The public IPCI was 22%. The probability of observing such a result (or any in close proximity to it) is eight times more likely under the more extreme “public IPCI = 25%” hypothesis than it is under the more modest “public IPCI = 15%” hypothesis (Figure 8). This the Bayesian likelihood ratio, or the factor in proportion to which one should modify one’s assessment of the relative probability that the “true” public IPCI is 25 as opposed to 15 percentage points.
We will use the same process to assess the weight of four competing hypothesis about the vulnerability of judges to identity protective cognition. The first is that judges will be “unaffected” (IPCI = 0%). This prediction, of course, appears similar to the “null hypothesis.” But whereas “null hypothesis testing” purports to specify only whether the null hypothesis can be “rejected,” Bayesian methods can be used to obtain a genuine assessment of the strength of the evidence in support of there being “no effect” if that is a genuine hypothesis of interest, as it is here. The remaining three hypotheses, the plausibility of which will be tested relative to the “IPCI = 0%” hypothesis are that that judges will be “just as affected as the public” (IPCI = 22%); that judges will be moderately affected (IPCI = 10%); and that judges will be affected to only a comparatively mild degree (IPCI = 5%).
The results are reflected in Figure 9. Not surprisingly, the experimental data are much more supportive of the first hypothesis—that judges would be unaffected by the experimental manipulation—than with the second—that they would be “as affected as much as the public.” Indeed, because the probability that we would have observed the actual experimental result if the latter hypothesis is true are astronomically low, there is little practical value in assigning a likelihood ratio to how much more strongly the evidence supports the hypothesis that judges were “unaffected” by the experimental manipulation.
Of course, members of the public were influenced by their cultural predispositions to a strikingly large extent. To learn that the evidence strongly disfavors the inference that judges are that biased does not in itself give us much insight into whether judges possess the capacity for impartial decisionmaking that their duties demand. It was precisely for that reason that less extreme IPCIs were also hypothesized.

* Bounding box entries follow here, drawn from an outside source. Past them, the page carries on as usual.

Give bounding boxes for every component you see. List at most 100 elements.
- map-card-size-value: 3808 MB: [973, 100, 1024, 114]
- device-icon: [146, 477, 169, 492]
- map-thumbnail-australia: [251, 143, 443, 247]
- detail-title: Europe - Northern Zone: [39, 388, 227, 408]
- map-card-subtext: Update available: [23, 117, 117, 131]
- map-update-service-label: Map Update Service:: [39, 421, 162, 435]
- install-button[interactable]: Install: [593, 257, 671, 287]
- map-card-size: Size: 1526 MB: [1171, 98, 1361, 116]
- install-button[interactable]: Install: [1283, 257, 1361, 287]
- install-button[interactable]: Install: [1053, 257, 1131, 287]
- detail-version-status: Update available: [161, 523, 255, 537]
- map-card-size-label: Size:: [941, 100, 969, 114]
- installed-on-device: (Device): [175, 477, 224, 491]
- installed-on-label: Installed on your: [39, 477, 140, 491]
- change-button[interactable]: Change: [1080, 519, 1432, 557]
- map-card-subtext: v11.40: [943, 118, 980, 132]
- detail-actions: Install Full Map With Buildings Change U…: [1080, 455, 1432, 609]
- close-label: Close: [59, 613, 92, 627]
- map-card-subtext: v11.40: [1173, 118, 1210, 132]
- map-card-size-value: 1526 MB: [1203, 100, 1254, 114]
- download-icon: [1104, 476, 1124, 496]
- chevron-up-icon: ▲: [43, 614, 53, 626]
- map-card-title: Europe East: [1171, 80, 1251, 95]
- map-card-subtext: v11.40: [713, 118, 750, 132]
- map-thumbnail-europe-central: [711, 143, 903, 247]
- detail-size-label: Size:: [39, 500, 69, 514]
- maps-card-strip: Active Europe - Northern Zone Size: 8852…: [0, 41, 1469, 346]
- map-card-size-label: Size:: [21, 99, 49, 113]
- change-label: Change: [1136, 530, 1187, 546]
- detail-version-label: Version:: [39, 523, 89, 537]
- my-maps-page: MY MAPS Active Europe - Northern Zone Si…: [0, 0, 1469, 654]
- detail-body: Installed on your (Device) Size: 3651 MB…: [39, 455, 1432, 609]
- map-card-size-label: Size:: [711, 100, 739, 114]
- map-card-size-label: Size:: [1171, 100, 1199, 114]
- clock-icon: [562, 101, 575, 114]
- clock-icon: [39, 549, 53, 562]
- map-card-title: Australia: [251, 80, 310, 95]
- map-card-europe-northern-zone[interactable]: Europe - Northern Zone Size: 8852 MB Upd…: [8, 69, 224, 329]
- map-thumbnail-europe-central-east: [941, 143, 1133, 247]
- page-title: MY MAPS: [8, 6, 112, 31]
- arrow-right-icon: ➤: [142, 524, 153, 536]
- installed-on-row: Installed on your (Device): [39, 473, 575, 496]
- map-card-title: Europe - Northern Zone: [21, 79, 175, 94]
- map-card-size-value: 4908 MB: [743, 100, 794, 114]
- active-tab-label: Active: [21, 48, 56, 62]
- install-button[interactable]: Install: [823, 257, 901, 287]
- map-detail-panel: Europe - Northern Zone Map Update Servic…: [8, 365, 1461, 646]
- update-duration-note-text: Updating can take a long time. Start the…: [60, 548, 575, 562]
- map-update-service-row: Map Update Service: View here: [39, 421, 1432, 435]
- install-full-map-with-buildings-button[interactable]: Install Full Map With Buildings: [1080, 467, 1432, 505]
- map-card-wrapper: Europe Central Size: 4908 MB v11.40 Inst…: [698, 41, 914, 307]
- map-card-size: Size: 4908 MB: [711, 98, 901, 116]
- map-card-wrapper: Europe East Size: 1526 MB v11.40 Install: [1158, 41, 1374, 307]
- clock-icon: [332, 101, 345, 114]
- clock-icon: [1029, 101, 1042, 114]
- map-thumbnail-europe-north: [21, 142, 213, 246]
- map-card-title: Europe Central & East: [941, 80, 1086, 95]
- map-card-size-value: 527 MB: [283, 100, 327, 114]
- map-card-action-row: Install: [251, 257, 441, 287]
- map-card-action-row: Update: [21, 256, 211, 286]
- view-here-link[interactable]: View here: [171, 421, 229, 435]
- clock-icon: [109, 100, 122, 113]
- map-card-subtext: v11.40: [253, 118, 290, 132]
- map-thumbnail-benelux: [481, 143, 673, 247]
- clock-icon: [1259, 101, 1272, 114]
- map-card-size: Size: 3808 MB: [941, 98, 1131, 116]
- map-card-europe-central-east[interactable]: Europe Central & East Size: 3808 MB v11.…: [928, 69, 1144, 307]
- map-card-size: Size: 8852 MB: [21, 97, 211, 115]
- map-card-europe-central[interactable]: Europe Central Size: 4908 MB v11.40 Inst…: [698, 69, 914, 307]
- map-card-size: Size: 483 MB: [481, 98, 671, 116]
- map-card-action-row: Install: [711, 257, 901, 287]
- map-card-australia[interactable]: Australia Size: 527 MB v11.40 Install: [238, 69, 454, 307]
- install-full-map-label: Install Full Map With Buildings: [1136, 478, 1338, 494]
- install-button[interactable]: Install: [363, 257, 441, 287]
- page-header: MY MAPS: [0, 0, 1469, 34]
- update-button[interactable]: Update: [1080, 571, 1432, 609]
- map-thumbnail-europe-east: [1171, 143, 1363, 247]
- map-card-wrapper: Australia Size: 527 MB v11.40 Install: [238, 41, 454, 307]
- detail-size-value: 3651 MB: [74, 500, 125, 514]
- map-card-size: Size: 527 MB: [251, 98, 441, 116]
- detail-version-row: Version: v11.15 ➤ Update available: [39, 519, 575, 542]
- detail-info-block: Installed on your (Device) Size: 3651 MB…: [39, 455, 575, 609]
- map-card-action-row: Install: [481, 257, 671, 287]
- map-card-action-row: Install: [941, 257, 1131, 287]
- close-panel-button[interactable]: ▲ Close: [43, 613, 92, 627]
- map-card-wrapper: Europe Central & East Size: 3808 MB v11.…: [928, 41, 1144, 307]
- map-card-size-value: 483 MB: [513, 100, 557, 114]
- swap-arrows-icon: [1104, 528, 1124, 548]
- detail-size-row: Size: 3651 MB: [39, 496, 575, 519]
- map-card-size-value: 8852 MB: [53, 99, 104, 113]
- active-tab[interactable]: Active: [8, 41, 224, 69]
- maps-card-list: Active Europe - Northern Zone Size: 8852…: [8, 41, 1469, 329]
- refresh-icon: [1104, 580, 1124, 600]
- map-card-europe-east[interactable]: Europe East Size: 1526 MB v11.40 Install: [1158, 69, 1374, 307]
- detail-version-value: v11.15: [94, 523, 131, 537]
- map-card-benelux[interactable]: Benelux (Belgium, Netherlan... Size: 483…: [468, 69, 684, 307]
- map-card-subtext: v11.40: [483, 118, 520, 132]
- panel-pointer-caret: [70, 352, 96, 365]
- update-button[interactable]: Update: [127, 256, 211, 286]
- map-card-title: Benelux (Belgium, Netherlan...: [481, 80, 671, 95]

Even those predictions, however, proved to be less supported by the evidence than was the hypothesis that judges would be unaffected by identity-protective reasoning. The evidence was 20 times more consistent with the “judge IPCI = 0” hypothesis than the “judge IPCI = 10%” hypothesis. The weight of the evidence was not as decided but still favored—by a factor of about three—the “judge IPCI = 0” hypothesis over the “judge IPCI = 5%” hypothesis (Figure 9).